Plus globalement, s’il est clair que la Wallonie ne pourra pas se passer d’une certaine forme de réindustrialisation, il faut pouvoir miser sur les secteurs du futurs, capables de rencontrer les défis sociaux et environnementaux de notre époque, comme par exemple : les énergies renouvelables, les infrastructures de recyclage et l’économie circulaire, les matériaux de construction durable, etc. 

Les défis de la reconstruction post-Covid sont immenses. Nous ne pouvons pas nous permettre de retomber dans les travers de l’ancien monde.

#UPDATE 13/12/21 | Vendredi dernier, Willy Borsus (MR), ministre ministre wallon de l’Aménagement du territoire, s’est rendu à Frameries.
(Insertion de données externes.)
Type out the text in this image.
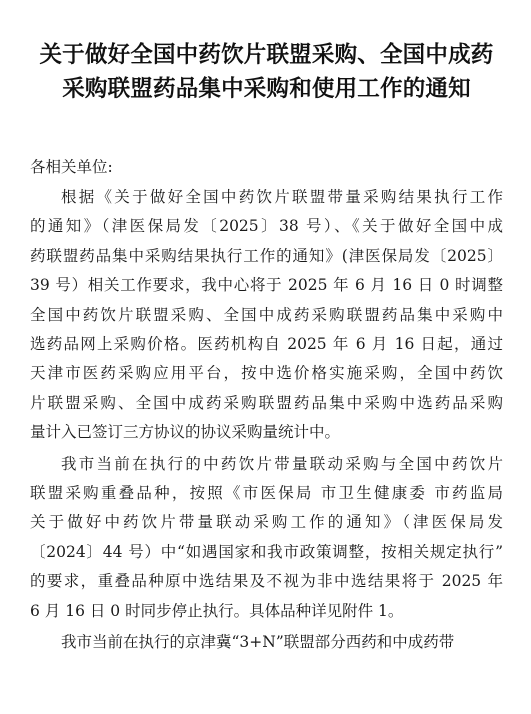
关于做好全国中药饮片联盟采购、全国中成药
采购联盟药品集中采购和使用工作的通知

各相关单位:

根据《关于做好全国中药饮片联盟带量采购结果执行工作
的通知》（津医保局发〔2025〕38 号）、《关于做好全国中成
药联盟药品集中采购结果执行工作的通知》(津医保局发〔2025〕
39 号）相关工作要求，我中心将于 2025 年 6 月 16 日 0 时调整
全国中药饮片联盟采购、全国中成药采购联盟药品集中采购中
选药品网上采购价格。医药机构自 2025 年 6 月 16 日起，通过
天津市医药采购应用平台，按中选价格实施采购，全国中药饮
片联盟采购、全国中成药采购联盟药品集中采购中选药品采购
量计入已签订三方协议的协议采购量统计中。

我市当前在执行的中药饮片带量联动采购与全国中药饮片
联盟采购重叠品种，按照《市医保局 市卫生健康委 市药监局
关于做好中药饮片带量联动采购工作的通知》（津医保局发
〔2024〕44 号）中“如遇国家和我市政策调整，按相关规定执行”
的要求，重叠品种原中选结果及不视为非中选结果将于 2025 年
6 月 16 日 0 时同步停止执行。具体品种详见附件 1。

我市当前在执行的京津冀“3+N”联盟部分西药和中成药带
Sa décision quant à une éventuelle modification du plan de secteur – seul moyen, pour les opposants au projet, d’empêcher l’extension de l’implantation – devrait tomber prochainement.


[1]  Fian Belgique : ONG pour le droit à l’alimentation – www.fian.be

[2] https://www.rtbf.be/info/regions/hainaut/detail_clarebout-va-s-installer-a-frameries-et-creer-300-emplois?id=10118620

[3]          Voir « Retours sur la Journée internationale des luttes paysannes » : https://www.luttespaysannes.be/spip.php?article245

[4]          Voir FIAN Belgium (2021), « Patates en colère : Comment la culture de la pommes de terre a été dévoyée par l’agrobusiness ». http://www.fian.be/Etude-Patates-en-colere?lang=fr

[5]          Voir par exemple le collectif « Occupons le terrain » qui regroupe plus de 30 collectifs en lutte pour la préservation des territoires et des ressources naturelles. http://occuponsleterrain.be/

[6]          « Dossier Clarebout à Frameries: le MR précise sa position », DH, 11 mai 2021. https://www.dhnet.be/regions/mons/dossier-clarebout-a-frameries-le-mr-precise-sa-position-609a538e7b50a61692b73997

[7]          Idem.

[8]          « Enterrons une bonne fois pour toutes le projet d’usine à frites à Frameries (et partout ailleurs!) », Carte blanche, La Libre Belgique, 15 avril 2021. https://www.lalibre.be/debats/opinions/2021/04/15/enterrons-une-bonne-fois-pour-toutes-le-projet-dusine-a-frites-a-frameries-et-partout-ailleurs-DDWEEOHZ75H2VAZ3G2G732LMS4/

[9]          Plan de relance de la Wallonie, Mesure 13 « Renforcer la souveraineté alimentaire ».